Let the message be “BA” using the probabilities above.

  • Start: [0.0,1.0)[0.0, 1.0)[0.0,1.0)

  • Symbol B selects [0.5,0.8)[0.5, 0.8)[0.5,0.8)

  • Now refine for A within [0.5,0.8)[0.5, 0.8)[0.5,0.8): the width is 0.3

    • A takes the first 50% of this subrange: width = 0.15

    • New interval becomes [0.5,0.65)[0.5, 0.65)[0.5,0.65)

So “BA” maps to [0.5,0.65)[0.5, 0.65)[0.5,0.65). The encoder can output a binary fraction that falls inside this interval (for example, 0.101… in binary if it lies within the bounds). The exact bitstream depends on implementation details like renormalisation, but the principle stays the same.

Why It Can Compress Better Than Huffman

Arithmetic coding can get extremely close to the entropy of the source because it effectively supports fractional-bit coding across the message. The average code length approaches −log⁡2P(message)-\log_2 P(message)−log2​P(message) without forcing per-symbol rounding.

This advantage becomes more visible when:

  • Probabilities are skewed (some symbols are much more likely)

  • A context model predicts symbols well (e.g., text, image residues, or predictive coding outputs)

  • The alphabet is large or adaptive probabilities change over time

For learners building a strong foundation in information theory and probabilistic modelling, these ideas connect naturally to topics taught in a data science course in Pune, especially where modelling, probability estimation, and optimisation intersect with real-world systems.

Practical Implementation: Renormalisation and Precision

In theory, arithmetic coding works with real numbers. In practice, computers use finite-precision integers. Implementations maintain low/high bounds using large integers (for example, 32-bit or 64-bit ranges) and apply renormalisation:

  • When the high and low bounds share leading bits, those bits can be emitted because they will not change with future symbols.

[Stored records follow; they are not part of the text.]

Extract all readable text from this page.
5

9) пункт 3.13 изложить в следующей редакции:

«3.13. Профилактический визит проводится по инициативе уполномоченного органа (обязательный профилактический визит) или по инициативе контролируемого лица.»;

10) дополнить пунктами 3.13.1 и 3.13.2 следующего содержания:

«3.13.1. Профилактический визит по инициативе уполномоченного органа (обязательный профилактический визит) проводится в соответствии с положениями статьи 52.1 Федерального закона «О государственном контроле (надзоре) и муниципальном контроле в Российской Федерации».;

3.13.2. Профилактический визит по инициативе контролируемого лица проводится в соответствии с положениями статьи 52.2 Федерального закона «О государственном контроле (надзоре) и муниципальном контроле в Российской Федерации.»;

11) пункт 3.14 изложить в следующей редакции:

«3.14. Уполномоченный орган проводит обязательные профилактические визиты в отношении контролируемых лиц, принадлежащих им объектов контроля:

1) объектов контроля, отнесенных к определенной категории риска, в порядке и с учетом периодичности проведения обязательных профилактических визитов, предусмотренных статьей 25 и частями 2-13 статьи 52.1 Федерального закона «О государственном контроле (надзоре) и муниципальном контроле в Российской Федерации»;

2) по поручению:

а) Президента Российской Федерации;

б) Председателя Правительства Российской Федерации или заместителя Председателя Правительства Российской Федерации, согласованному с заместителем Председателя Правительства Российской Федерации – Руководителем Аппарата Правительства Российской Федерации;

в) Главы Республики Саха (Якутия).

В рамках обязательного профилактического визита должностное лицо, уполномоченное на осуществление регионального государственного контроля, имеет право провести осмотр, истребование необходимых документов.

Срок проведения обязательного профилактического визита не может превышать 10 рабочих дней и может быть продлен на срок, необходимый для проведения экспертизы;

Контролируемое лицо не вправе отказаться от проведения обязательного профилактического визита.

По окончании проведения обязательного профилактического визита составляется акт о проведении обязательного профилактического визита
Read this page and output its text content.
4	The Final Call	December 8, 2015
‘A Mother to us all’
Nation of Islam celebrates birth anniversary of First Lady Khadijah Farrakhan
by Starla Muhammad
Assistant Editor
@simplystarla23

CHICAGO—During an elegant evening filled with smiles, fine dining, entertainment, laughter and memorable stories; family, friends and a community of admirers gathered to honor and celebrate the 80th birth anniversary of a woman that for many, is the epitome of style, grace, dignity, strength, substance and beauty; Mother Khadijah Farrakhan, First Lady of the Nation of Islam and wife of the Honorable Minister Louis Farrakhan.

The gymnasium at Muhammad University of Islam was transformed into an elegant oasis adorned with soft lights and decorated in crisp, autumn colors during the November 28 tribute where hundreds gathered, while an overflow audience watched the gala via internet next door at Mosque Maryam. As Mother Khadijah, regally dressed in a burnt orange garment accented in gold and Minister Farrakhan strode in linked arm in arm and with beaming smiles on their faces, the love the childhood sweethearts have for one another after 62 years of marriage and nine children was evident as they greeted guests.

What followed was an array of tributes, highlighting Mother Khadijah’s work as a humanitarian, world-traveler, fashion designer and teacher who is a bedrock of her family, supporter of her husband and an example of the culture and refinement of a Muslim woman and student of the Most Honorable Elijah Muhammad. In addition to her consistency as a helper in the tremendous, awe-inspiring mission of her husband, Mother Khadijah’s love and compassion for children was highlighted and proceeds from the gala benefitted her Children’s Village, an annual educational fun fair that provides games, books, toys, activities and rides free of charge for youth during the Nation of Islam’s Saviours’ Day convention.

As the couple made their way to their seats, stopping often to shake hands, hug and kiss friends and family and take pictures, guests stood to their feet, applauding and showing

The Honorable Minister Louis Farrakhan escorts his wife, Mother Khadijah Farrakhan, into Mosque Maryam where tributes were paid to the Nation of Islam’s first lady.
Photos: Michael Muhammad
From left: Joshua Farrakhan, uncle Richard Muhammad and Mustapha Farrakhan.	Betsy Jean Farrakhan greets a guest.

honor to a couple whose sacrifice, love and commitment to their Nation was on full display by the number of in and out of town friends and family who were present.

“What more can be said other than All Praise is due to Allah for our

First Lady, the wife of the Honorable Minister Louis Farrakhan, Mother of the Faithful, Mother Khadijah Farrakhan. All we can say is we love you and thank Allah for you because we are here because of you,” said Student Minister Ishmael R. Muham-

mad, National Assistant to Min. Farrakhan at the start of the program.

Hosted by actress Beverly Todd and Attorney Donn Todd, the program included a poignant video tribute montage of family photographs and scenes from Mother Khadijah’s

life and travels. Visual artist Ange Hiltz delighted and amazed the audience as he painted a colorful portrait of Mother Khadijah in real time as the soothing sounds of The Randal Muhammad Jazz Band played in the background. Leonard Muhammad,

  • The interval is scaled (shifted) so the remaining uncertainty stays within the numeric range.

  • Special handling is required for the “underflow” region (often called E3 scaling), where bounds get too close but do not share a stable leading bit.

These details are why arithmetic coding is considered “advanced”: the concept is clean, but robust implementations require careful boundary and precision management.

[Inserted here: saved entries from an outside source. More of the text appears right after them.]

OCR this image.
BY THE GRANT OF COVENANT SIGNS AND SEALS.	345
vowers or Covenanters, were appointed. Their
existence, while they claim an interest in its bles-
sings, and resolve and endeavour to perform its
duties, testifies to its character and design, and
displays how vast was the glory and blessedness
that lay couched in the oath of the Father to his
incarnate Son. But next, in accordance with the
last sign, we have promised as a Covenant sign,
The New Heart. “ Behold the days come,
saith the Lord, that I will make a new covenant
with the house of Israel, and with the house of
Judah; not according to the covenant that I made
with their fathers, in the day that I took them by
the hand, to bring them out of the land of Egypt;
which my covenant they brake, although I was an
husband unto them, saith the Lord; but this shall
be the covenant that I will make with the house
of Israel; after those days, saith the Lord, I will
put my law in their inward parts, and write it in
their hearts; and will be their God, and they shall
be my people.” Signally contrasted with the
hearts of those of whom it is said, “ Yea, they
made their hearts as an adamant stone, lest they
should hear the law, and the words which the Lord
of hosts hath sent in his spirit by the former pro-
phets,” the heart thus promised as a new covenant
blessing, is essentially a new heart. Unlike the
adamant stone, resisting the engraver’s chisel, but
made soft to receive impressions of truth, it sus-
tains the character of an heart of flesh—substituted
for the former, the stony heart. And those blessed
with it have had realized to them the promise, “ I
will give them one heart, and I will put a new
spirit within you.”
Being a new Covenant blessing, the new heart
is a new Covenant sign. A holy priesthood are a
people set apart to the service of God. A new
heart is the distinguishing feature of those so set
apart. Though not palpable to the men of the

Decoding: Reversing the Refinement

Decoding mirrors encoding:

  1. The decoder reads a number (from the bitstream) that lies in the final interval.

  2. Starting from [0,1)[0,1)[0,1), it checks where that number falls within the probability partitions to determine the first symbol.

  3. It then refines the interval and repeats to recover each subsequent symbol.

As long as the decoder uses the same probability model updates as the encoder, the message reconstructs exactly.

Conclusion

Arithmetic coding represents a message as a single interval rather than a sequence of symbol codes. By repeatedly narrowing a range based on symbol probabilities, it can achieve compression performance close to the theoretical optimum, especially when used with strong predictive models. While implementation requires careful handling of finite precision and renormalisation, the payoff is excellent coding efficiency and flexibility. If you are exploring compression, probability modelling, or information theory through a data scientist course, arithmetic coding is a valuable technique to understand. It also fits naturally into broader applied learning in a data science course in Pune, where efficient representation and probabilistic reasoning show up in many practical domains.